Clinical Approach and Management of Suspected Reactions
Immediate Interventions
- At the initial recognition of any adverse physiological symptom during a transfusion, the administration of the blood product must be terminated immediately.
- The intravenous access line must be kept open and flushed with normal saline to ensure a patent route for emergency fluid resuscitation and pharmacological intervention.
- A rapid clinical assessment must prioritize the stabilization of vital organ functions, encompassing airway security, respiratory effort, and cardiovascular hemodynamics.
- A rigorous clerical audit must be conducted at the bedside, cross-referencing patient identification bands against the unit identification and compatibility tags to rule out a fatal misidentification error.
- The implicated blood unit, alongside the entire administration set and intravenous tubing, must be securely quarantined and returned promptly to the blood bank for comprehensive laboratory investigation.
- Immediate post-transfusion blood and urine specimens must be drawn from the patient to evaluate for biochemical markers of acute hemolysis, including visual plasma free hemoglobin, elevated indirect bilirubin, depleted serum haptoglobin, and a direct antiglobulin test (DAT).
Specific Symptom-Directed Therapy
- For isolated, minor temperature elevations (<1°C above baseline) devoid of accompanying systemic signs, the transfusion may be temporarily paused for vigilant observation. If the patient's vitals remain stable, antipyretics may be administered and the transfusion cautiously resumed.
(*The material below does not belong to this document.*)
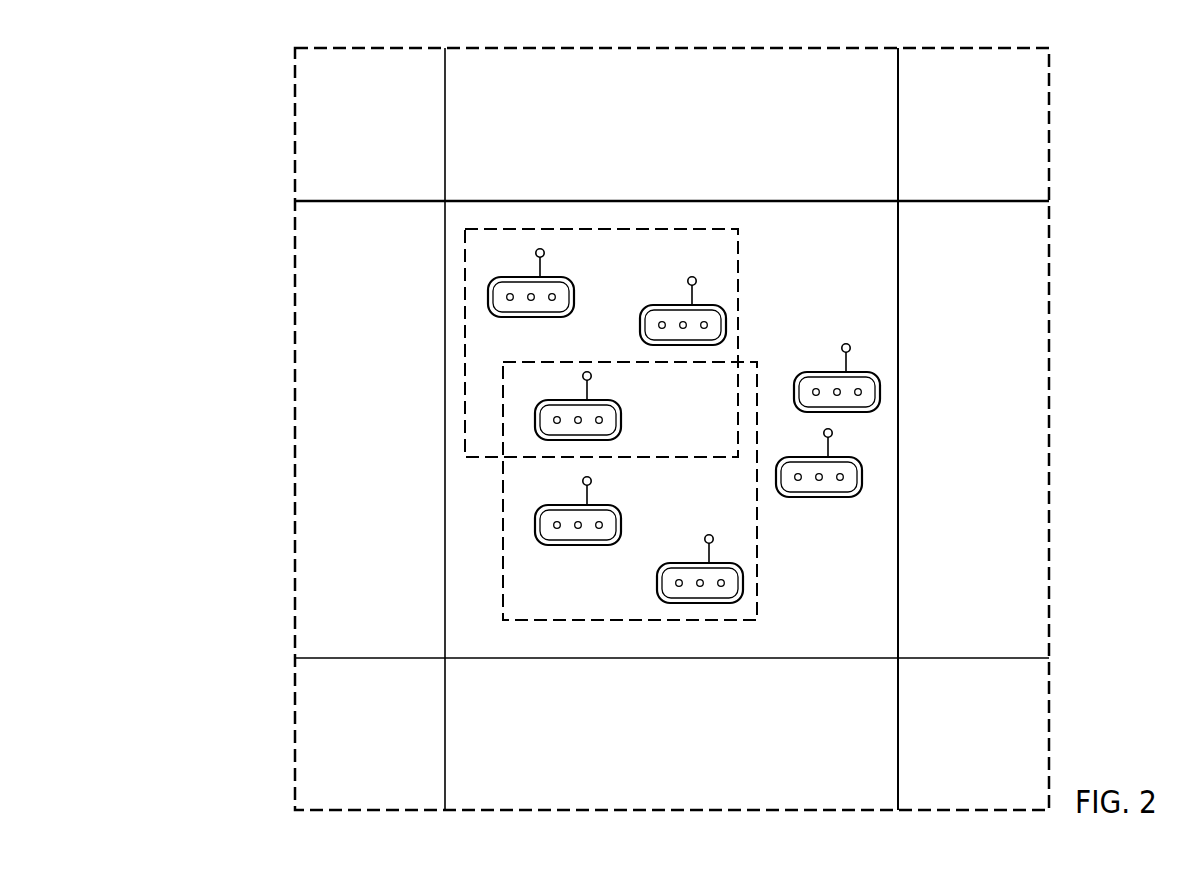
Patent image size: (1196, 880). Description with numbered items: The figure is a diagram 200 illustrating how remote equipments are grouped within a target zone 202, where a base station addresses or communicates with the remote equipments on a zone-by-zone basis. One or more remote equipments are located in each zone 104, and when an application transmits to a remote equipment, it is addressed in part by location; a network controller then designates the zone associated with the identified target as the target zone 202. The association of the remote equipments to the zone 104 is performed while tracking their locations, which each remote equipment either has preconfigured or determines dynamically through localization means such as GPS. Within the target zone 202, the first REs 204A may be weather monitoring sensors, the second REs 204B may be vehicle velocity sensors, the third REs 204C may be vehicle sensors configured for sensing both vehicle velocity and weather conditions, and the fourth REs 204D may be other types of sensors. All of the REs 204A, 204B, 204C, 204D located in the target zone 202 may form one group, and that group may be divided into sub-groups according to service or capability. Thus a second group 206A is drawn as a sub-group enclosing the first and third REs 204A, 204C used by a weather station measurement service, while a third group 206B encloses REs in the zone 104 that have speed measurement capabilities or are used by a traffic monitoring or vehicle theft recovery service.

- If a significant fever (
1°C above baseline) presents alongside severe chills, rigors, or hypotension, AHTR or septic shock must be presumed. The transfusion is definitively aborted, aggressive hemodynamic resuscitation is initiated, and blood cultures of both the patient and the product are mandated prior to the initiation of empiric broad-spectrum antibiotics. - For mild allergic manifestations restricted to localized cutaneous urticaria, antihistamines are administered. Should the pruritus and rash completely resolve, the transfusion may be restarted under continuous, direct medical supervision.
- If symptoms progress to severe allergic reactions, respiratory distress, or shock (raising suspicion for anaphylaxis, TRALI, or an AHTR), the transfusion is permanently discontinued. Immediate, aggressive pharmacological rescue with intramuscular adrenaline, systemic corticosteroids, intravenous antihistamines, and maximal respiratory support must be executed.
- If overt signs of volume overload are prominent (suspected TACO), immediate positioning of the patient upright, oxygen supplementation, and the administration of intravenous diuretics are required, coupled with meticulous tracking of blood pressure and fluid balance metrics.